Tuesday, February 25, 2025

To Check or Not to Check (Uniqueness)

In Hamlet’s famous ‘To Be or Not To Be’ speech, he wrestles with thoughts about life and death. Obviously, slow application performance is not a life-or-death issue, but it can sometimes feel that way if you’re the developer whose program is slowing down a critical business process.

Clients frequently engage our IBM Expert Labs team to analyze applications to identify performance bottlenecks and to identify solutions to improve performance. A couple months ago, I was reviewing the SQL statements embedded within a client’s RPG program. The analysis of the SQL identified a coding pattern where the program would run a SELECT statement against a table and almost immediately turn around and run an INSERT against the same table. The code looked something like the following:


SELECT 1 INTO :outhv FROM sometab
  WHERE col1=:hv1 AND col2=:hv2 AND col3=:hv3 AND col4=:hv4;

If sqlCode = 100;
  INSERT INTO sometab
     VALUES(:hv1, :hv2, :hv3, :hv4, )
Endif;

 

When I asked the customer about the purpose of this coding pattern, they shared that the columns referenced on the Where clause defined a unique key for the table. Thus, the SELECT statement was being run to verify if the specified key value already exists in the table. If the SELECT statement didn’t return a row, the program would know that there was no possibility of a duplicate key error – meaning that the INSERT statement would run successfully.

 

This explanation led the developer to ask if it was more efficient to have Db2 just check for the duplicate key value on the INSERT statement. With this approach, the program would be running a single SQL statement opposed to the coding pattern above that would result in two SQL statements being executed in the cases where the new values were unique. In general, the fewer calls that you make to Db2 for i (or any database), the faster that your application will run. 

 

I put together a small performance test to verify if less is more when it comes to inserting new rows that may result in a duplicate key error. Essentially, is it faster to check first to avoid the duplicate key exception or not to check by running the Insert statement and relying on Db2 to detect duplicate keys?

 

My performance test used an SQL stored procedure with a loop to insert 1,000 rows – the loop had logic that would cause every other INSERT statement to fail with a duplicate key error. For the “not to check” version of my test, the following condition handler was used to trap the duplicate key error and then allow the stored procedure to continue to run its loop inserting rows. Even with the condition handler in place, Db2 still writes a duplicate key error message into the job log.

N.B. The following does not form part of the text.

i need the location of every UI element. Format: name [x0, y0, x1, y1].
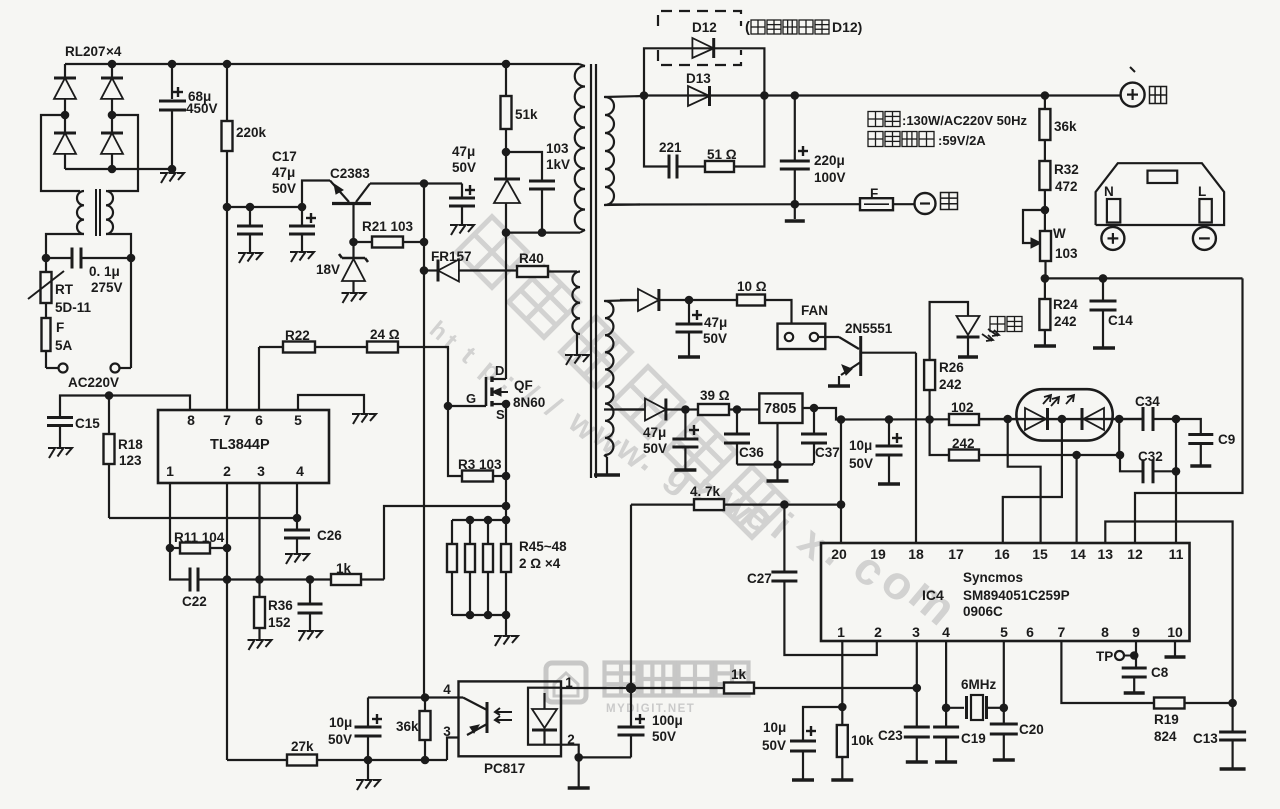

DECLARE CONTINUE HANDLER FOR SQLSTATE '23505' 
   SET errFlag = 'Y' ;

 

I ran each version of the stored procedure multiple times to get a consistent timing. In the end, the “not to check” version of the tests consistently ran 5-6% faster than the “check” version of the procedure which avoided the duplicate key error by first running a SELECT statement. The performance tests essentially showed that the overhead of running the second SQL statement was greater than the overhead of Db2 signaling an error back to the application.

 

These test results reinforce the earlier assertion that performance is usually best when your application program runs the fewest number of SQL statements possible. With this coding pattern related to the insertion of unique keys, the answer to the question posed at the start of this entry is: Not To Check!